For this recipe, I almost always use at least a pound of haddock and/or cod, a small package of frozen small-sized scallops and a can of frozen lobster knuckles and claws. I think the sweet scallops and lobster really make this chowder.
In a large Dutch oven, melt the butter and then sauté the onions and celery over medium heat – allow them to soften a little – just a few minutes. Add the potato and add only enough chicken broth (or water) to barely cover. Cook until the potato is just barely tender. Add the basil, oregano, celery salt, pepper, salt (if using), paprika and Tabasco sauce. It will seem like a lot of spices, don’t worry.
Layer the fish and shellfish on top. Add just enough chicken broth (or water) to cover. Cook only until fish barely flakes.
Add the cream, and then fill the pot with the milk. If you think you’re going to run out of room in the pot, skimp on the milk, not the cream. My Dutch oven is standard-sized, and there is plenty of room.
Allow the chowder to warm through. Keep on a bare simmer until serving or refrigerate and slowly heat up before serving.
Water is traditionally used in chowders such as this, and will taste just fine if you opt for that instead of broth. If using broth, as I do, I recommend using a sodium reduced variety (I use one of those 900 ml tetra paks) – if you find it’s not enough, you can make up the difference with water.
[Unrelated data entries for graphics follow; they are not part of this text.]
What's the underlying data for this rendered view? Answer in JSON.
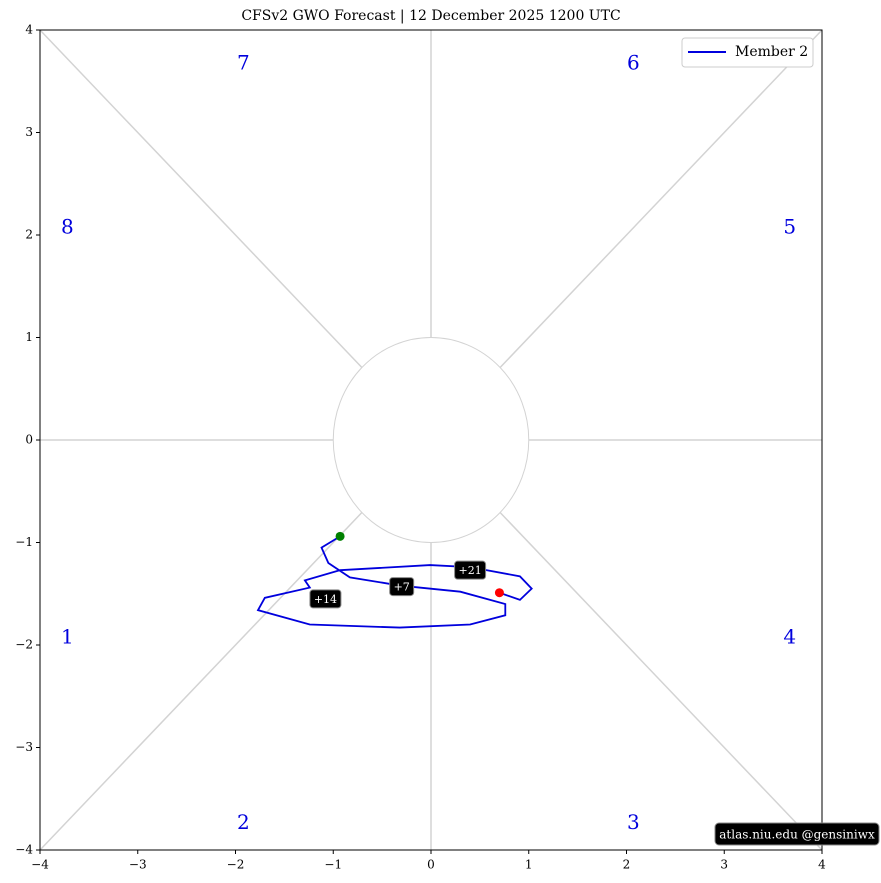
{
  "chart_data": {
    "type": "line",
    "title": "CFSv2 GWO Forecast   |   12  December  2025 1200 UTC",
    "xlim": [
      -4,
      4
    ],
    "ylim": [
      -4,
      4
    ],
    "xticks": [
      {
        "value": -4,
        "label": "−4"
      },
      {
        "value": -3,
        "label": "−3"
      },
      {
        "value": -2,
        "label": "−2"
      },
      {
        "value": -1,
        "label": "−1"
      },
      0,
      1,
      2,
      3,
      4
    ],
    "yticks": [
      {
        "value": -4,
        "label": "−4"
      },
      {
        "value": -3,
        "label": "−3"
      },
      {
        "value": -2,
        "label": "−2"
      },
      {
        "value": -1,
        "label": "−1"
      },
      0,
      1,
      2,
      3,
      4
    ],
    "legend": "upper right",
    "series": [
      {
        "name": "Member 2",
        "color": "#0000dd",
        "x": [
          -0.93,
          -1.12,
          -1.05,
          -0.83,
          -0.32,
          0.3,
          0.76,
          0.76,
          0.4,
          -0.32,
          -1.24,
          -1.77,
          -1.7,
          -1.24,
          -1.29,
          -0.93,
          -0.01,
          0.4,
          0.91,
          1.03,
          0.91,
          0.7
        ],
        "y": [
          -0.94,
          -1.05,
          -1.2,
          -1.34,
          -1.42,
          -1.48,
          -1.6,
          -1.71,
          -1.8,
          -1.83,
          -1.8,
          -1.66,
          -1.54,
          -1.44,
          -1.37,
          -1.27,
          -1.22,
          -1.24,
          -1.33,
          -1.45,
          -1.56,
          -1.49
        ]
      }
    ],
    "markers": [
      {
        "color": "green",
        "x": -0.93,
        "y": -0.94
      },
      {
        "color": "red",
        "x": 0.7,
        "y": -1.49
      }
    ],
    "annotations": [
      {
        "text": "+7",
        "x": -0.3,
        "y": -1.43
      },
      {
        "text": "+14",
        "x": -1.08,
        "y": -1.55
      },
      {
        "text": "+21",
        "x": 0.4,
        "y": -1.27
      }
    ],
    "phases": [
      {
        "text": "1",
        "x": -3.72,
        "y": -1.93
      },
      {
        "text": "2",
        "x": -1.92,
        "y": -3.74
      },
      {
        "text": "3",
        "x": 2.07,
        "y": -3.74
      },
      {
        "text": "4",
        "x": 3.67,
        "y": -1.93
      },
      {
        "text": "5",
        "x": 3.67,
        "y": 2.07
      },
      {
        "text": "6",
        "x": 2.07,
        "y": 3.67
      },
      {
        "text": "7",
        "x": -1.92,
        "y": 3.67
      },
      {
        "text": "8",
        "x": -3.72,
        "y": 2.07
      }
    ],
    "watermark": "atlas.niu.edu  @gensiniwx"
  }
}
The chicken broth adds just a bit of richness to the chowder.
I find chowder is best on the second day, so when entertaining, make it the day before – it will save you time and stress on the day as well.
After refrigeration, I put the pot on low and allow 45 minutes it to heat through. Do not allow the chowder to boil – low heat is key.
You will notice that the spices seem to sit on top of the chowder, like an oil slick. Don’t worry – when you serve, give a little stir and then scoop – just the right amount of spice will come up with the ladle.